A clothing company had been using ‘Bentley’ marks – reflecting the surname of its founder – since 1962. The current proprietor of the marks, and their exclusive licensee, launched proceedings against Bentley Motors after it began to sell clothing and headgear bearing ‘Bentley’ labels.
Bentley Motors argued that the appearance of the word on its clothing products was accompanied by its well-known motif, featuring a capital letter B with wings. This would reduce any risk of confusion. The Court, however, found that an average consumer would perceive the motif and the word ‘Bentley’ as two distinct signs used simultaneously, with the latter being afforded greater prominence.
The clothing company was a modest enterprise that had made no large-scale use of its marks.
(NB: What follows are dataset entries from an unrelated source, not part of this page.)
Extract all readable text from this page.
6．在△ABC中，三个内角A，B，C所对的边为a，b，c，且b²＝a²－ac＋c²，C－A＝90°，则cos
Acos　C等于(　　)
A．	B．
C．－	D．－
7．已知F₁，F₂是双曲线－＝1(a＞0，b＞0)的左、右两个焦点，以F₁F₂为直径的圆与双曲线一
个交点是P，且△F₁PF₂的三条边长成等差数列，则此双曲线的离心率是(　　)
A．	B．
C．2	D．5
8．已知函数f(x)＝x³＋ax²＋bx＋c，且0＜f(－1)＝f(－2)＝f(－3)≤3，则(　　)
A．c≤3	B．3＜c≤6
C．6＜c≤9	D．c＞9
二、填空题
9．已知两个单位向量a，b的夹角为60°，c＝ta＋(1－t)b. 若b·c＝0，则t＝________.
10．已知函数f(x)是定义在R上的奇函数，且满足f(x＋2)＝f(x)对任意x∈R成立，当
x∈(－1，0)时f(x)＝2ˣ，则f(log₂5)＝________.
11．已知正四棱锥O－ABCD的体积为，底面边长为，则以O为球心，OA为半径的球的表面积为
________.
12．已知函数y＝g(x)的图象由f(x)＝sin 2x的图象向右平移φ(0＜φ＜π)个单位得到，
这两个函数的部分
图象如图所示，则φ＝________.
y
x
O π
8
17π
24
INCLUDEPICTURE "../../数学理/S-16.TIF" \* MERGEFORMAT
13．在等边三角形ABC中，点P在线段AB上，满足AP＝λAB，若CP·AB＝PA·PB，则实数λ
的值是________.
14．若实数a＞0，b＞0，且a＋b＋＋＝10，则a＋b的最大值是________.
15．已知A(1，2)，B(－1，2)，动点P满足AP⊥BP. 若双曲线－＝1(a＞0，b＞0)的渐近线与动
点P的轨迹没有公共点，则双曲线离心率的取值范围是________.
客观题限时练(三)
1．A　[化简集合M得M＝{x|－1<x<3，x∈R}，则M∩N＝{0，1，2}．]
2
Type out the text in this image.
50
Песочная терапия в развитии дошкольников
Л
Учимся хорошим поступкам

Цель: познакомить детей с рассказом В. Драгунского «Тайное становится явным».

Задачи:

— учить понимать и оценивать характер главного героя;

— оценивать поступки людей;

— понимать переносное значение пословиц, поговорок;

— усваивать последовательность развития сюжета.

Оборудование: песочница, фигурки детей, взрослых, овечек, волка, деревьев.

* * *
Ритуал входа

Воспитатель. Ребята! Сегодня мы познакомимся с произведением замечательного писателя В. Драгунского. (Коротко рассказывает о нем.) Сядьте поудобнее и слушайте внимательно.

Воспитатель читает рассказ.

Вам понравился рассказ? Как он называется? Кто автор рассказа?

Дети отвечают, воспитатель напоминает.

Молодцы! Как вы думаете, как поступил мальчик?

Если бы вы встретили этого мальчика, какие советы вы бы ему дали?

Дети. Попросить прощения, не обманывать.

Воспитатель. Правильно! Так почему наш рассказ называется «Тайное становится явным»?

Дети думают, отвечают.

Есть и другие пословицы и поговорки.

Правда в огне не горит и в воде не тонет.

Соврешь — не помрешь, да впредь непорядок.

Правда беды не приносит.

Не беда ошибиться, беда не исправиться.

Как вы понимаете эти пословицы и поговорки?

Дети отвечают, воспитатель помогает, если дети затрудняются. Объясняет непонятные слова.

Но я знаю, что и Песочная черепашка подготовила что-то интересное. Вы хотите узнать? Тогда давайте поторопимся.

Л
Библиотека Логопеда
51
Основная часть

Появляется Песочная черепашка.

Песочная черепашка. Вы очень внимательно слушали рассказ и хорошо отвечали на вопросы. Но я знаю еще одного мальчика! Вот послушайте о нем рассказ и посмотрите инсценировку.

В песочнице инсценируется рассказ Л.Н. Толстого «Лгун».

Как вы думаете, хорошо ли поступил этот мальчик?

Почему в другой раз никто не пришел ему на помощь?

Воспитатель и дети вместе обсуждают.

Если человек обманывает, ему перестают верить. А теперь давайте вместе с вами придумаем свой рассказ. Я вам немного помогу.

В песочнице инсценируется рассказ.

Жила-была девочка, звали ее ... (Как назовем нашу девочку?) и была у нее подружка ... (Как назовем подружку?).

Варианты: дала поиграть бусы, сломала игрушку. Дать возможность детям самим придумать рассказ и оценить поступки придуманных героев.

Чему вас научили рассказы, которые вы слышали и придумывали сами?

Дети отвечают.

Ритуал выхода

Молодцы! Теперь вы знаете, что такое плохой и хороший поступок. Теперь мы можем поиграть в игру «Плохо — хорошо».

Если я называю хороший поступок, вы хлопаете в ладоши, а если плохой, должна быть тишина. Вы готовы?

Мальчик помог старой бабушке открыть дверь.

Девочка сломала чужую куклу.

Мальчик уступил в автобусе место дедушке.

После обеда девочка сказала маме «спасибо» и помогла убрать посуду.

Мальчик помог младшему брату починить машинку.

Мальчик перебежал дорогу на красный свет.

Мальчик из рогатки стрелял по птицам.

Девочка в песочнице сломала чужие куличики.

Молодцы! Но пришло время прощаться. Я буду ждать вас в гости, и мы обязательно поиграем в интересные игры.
Additionally, Bentley Motors dwarfed its reputation. However, this did not matter in the case as there was a real likelihood of consumer confusion between the clothing company’s marks and Bentley Motors’ labels.
The Court found that Bentley Motors had engaged in a policy of ‘grandmother’s footsteps’ in relation to the clothing company. This consisted of the brand gradually increasing the use of ‘Bentley’ labelling on its clothing products in a way that steadily encroached on the latter’s goodwill. Therefore, it could not be said to have made honest concurrent use of the word in connection with its clothing range.
The finding of infringement meant that Bentley Motors was entitled to continue to sell jackets, silk ties, caps and scarves, as it had done for many years. But, the company could no longer sell other types of clothing or headgear. It was entitled to advertise those goods by means of literature bearing the ‘Bentley’ name, but not to use that word on the goods themselves or other material attached to the goods.